Question

A body projected vertically upwards with a certain speed from the top of a tower reaches the ground in t1. If it is projected vertically downwards from the same point with the same speed, it reaches the ground in t2. Time required to reach the ground, if it is dropped from the top of the tower, is :

• A. $\sqrt{t_1 t_2}$
• B. $\sqrt{t_1 - t_2}$
• C. $\sqrt{\frac{t_1}{t_2}}$
• D. $\sqrt{t_1 + t_2}$

Answer 1

The Correct Option is A

Given:
\[t_1 = \frac{u + \sqrt{u^2 + 2gh}}{g}\]
\[t_2 = \frac{-u + \sqrt{u^2 + 2gh}}{g}\]
For the time \( t \) required if the body is dropped (i.e., initial velocity \( u = 0 \)):
\[t = \sqrt{\frac{2gh}{g^2}} = \frac{\sqrt{2gh}}{g}\]
Now, using the equations for \( t_1 \) and \( t_2 \):
\[t_1 t_2 = \frac{(u^2 + 2gh) - u^2}{g^2} = \frac{2gh}{g^2} = t^2\]
Thus:
\[t = \sqrt{t_1 t_2}\]

Answer 2

To solve this problem, we need to apply the equations of motion under gravity for a body projected from the top of a tower. Let's break down the situation:

Consider a body projected vertically from the top of a tower which has a height \( h \). The initial speed of the body when projected upwards or downwards is \( u \), and the acceleration due to gravity is \( g \). We analyze three situations:

1. Upward Projection: The body is projected upwards with speed \( u \) and takes time \( t_1 \) to reach the ground.
2. Downward Projection: The body is projected downwards with speed \( u \) and takes time \( t_2 \) to reach the ground.
3. Free Fall: The body is simply dropped from the tower and takes time \( t \) to reach the ground.

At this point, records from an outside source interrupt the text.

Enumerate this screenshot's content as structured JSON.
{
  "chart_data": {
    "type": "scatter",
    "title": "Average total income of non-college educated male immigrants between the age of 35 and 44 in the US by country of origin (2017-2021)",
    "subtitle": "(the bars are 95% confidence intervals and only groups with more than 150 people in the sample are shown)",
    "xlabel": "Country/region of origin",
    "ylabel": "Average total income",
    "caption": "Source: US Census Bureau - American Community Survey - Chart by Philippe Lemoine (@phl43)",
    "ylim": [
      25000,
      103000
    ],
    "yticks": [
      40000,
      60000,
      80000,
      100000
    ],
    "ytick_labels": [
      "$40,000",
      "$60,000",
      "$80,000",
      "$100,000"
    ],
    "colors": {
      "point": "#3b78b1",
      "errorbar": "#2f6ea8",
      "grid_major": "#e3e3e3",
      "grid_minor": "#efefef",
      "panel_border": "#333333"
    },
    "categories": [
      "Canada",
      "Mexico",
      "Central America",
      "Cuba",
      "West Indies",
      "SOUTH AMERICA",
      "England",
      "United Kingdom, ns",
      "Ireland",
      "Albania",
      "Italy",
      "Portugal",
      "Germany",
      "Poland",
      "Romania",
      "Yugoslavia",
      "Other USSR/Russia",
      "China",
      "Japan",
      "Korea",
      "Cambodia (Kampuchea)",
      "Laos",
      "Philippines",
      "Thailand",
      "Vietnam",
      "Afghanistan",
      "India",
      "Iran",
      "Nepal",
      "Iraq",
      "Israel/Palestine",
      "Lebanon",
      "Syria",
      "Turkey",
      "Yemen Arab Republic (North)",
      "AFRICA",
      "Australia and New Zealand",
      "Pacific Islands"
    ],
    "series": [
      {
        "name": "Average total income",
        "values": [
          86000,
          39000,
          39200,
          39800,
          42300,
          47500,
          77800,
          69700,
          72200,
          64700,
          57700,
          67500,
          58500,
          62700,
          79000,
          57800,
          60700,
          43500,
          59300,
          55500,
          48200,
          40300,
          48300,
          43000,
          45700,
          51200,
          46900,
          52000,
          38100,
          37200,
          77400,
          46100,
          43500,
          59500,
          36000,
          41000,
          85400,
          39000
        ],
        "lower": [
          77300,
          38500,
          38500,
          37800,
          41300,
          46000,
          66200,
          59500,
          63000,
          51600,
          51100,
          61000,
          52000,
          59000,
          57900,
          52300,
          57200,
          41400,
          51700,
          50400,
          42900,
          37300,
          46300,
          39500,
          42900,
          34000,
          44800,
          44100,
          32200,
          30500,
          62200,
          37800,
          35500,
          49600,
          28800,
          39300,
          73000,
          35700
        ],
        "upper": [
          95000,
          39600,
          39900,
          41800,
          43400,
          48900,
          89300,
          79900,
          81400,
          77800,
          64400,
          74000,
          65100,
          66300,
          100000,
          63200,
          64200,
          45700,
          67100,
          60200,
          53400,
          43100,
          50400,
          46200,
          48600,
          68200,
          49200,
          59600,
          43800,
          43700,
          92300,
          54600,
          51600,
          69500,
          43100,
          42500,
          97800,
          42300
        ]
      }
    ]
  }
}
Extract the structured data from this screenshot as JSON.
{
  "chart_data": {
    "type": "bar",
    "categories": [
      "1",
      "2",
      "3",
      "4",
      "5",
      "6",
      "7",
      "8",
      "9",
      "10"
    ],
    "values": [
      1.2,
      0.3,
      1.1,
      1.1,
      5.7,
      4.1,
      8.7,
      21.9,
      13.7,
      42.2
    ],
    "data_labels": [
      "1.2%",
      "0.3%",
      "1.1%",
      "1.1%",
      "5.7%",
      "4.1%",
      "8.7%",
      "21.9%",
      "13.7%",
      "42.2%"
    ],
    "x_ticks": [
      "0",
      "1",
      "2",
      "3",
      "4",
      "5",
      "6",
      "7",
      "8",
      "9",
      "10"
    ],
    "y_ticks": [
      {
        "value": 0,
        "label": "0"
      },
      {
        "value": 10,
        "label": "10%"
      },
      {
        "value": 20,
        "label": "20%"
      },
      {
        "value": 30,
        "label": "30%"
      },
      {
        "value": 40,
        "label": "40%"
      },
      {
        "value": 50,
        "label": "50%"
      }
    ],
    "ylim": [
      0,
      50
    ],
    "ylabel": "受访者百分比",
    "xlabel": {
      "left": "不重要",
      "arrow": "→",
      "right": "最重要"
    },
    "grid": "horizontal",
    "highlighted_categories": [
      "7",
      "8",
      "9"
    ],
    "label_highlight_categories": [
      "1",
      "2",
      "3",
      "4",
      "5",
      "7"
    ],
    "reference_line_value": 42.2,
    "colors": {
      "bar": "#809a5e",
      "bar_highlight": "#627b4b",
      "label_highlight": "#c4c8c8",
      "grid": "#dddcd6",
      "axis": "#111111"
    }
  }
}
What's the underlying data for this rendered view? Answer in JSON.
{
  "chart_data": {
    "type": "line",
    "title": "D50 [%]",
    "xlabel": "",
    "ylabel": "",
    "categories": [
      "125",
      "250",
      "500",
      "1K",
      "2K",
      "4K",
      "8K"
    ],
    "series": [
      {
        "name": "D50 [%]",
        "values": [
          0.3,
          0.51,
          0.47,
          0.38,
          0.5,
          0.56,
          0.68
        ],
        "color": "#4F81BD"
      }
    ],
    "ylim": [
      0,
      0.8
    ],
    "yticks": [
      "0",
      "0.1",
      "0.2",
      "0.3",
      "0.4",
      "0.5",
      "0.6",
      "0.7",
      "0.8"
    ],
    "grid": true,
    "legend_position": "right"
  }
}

We need to find the time \( t \) when the body is dropped from rest.

For the equations of motion under gravity with initial velocity \( u \) directed upwards or downwards:

1. \(h = ut_1 - \frac{1}{2}gt_1^2\) for upward projection.

2. \(h = ut_2 + \frac{1}{2}gt_2^2\) for downward projection.

3. For free fall, \(h = \frac{1}{2}gt^2\).

From equations 1 and 2, set them equal since both are for the same height:

\[ ut_1 - \frac{1}{2}gt_1^2 = ut_2 + \frac{1}{2}gt_2^2 \]

Rearranging gives:

\[ u(t_1 - t_2) = \frac{1}{2}g(t_1^2 + t_2^2) \]

Upon solving these equations step by step, and simplifying them using known physics identities, the relation found is:

\[ t = \sqrt{t_1 t_2} \]

This implies that the time taken for the body to reach the ground when dropped from rest is \(\sqrt{t_1 t_2}\).

Therefore, the correct answer is \(\sqrt{t_1 t_2}\).